Bendita a época em que o dinheiro deixará de ser um artifício de deturpações, ganâncias e vaidades, resgatará a finalidade de sua criação, e voltará a ser unicamente facilitador de trocas de valores, cujo procedimento era feito pelo escambo (troca de bens ou serviços).

Por Bruno Peron Loureiro*

Haverá um tempo em que migrantes não sairão em busca de trabalho, uma vez que seus lugares de origem saciarão a demanda, o dinheiro não será o objetivo precípuo do labor, porquanto estaremos mais dispostos a oferecer à sociedade aquilo que mais saibamos fazer sem o risco de não ter com que pagar as contas de cada mês.

Deixaremos, ainda, de testemunhar a malversação do dinheiro, o desperdício em bens materiais supérfluos, o consumismo exacerbado, e o bloqueio que muitos sentem por não poder comprar o básico de que precisam para subsistir dignamente. Punge que muitos vivam abaixo da “linha de pobreza”.

A concentração de dinheiro continua apontando vítimas e formando delinquentes. A Polícia Civil apreendeu notas de Reais e Euros que somam mais de R$ 3 milhões numa mansão em área nobre do Rio de Janeiro, em dezembro de 2011. A ação faz parte da Operação Dedo de Deus, que prevê prisão de criminosos, inclusive políticos, também de alguns estados nordestinos.

O dinheiro corrompe o homem ou este faz mal uso daquele?

Há situações inapeláveis em que o cidadão tem que trabalhar quase forçosamente a troco das notas que lhe trarão sustento, mas há que cuidar-se para que a obsessão pelo dinheiro não escravize o trabalhador a ponto de que se tenha três ou mais empregos, viva-se para a acumulação, e negligenciem-se outros aspectos da vida, tão caros para a qualidade.

Pelo dinheiro, migrantes sujeitam-se a trabalhos árduos a fim de que paguem, ao menos, as despesas de sobrevivência.
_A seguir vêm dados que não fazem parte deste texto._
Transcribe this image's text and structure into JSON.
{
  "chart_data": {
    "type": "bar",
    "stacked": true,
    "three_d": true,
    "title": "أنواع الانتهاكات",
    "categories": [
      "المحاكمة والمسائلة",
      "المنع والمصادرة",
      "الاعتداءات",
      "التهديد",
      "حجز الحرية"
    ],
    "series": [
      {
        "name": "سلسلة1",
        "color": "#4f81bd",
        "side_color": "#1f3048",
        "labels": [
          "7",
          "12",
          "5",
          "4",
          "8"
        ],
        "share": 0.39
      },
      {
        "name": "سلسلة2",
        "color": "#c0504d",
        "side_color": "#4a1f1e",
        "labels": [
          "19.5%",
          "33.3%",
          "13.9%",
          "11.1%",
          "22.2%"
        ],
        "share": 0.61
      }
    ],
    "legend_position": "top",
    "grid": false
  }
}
Quando é possível, remetem parte de seus proveitos às famílias que deixaram alhures.

A partilha da riqueza brasileira constitui um dos grandes desafios em políticas públicas nos anos vindouros. Guido Mantega, ministro da Fazenda, anunciou que o Brasil termina 2011 como a sexta maior economia mundial com um Produto Interno Bruto (PIB) de US$ 2,4 trilhões e que só não supera o de Estados Unidos, China, Japão, Alemanha e França.

O discurso dos economistas e líderes deste setor louva a inserção do Brasil em grupos de comércio e foros internacionais importantes, mas não nos exime o esforço de mudar a cultura do dinheiro, que tanta aflição causa nas mentes indefesas e despreparadas. Uma tarefa global.
Os jovens, assim, não podem crescer associando o acúmulo de dinheiro com o sucesso profissional, como se o primeiro fosse condição necessária do segundo. É preciso oferecer à juventude opções menos materialistas que lhe permitam “vencer na vida” sob risco de que, do contrário, dê-se um jeito de enriquecer se não for pelas vias formais e legais. A família desenha o ponto de partida do trajeto educativo.

A crise que assola o mundo “desenvolvido” evidencia que o dinheiro não deve ser levado ao paroxismo, sobretudo o que se deduz de operações financeiras veladas, discretas e que enchem o bolso de banqueiros. A Fitch Ratings, agência do “Norte” que avalia o risco de investimentos, previu em dezembro de 2011 que o crescimento da zona do Euro seria de apenas 0,4% em 2012, o que indica uma contração expressiva em relação ao 1,6% do ano derradeiro.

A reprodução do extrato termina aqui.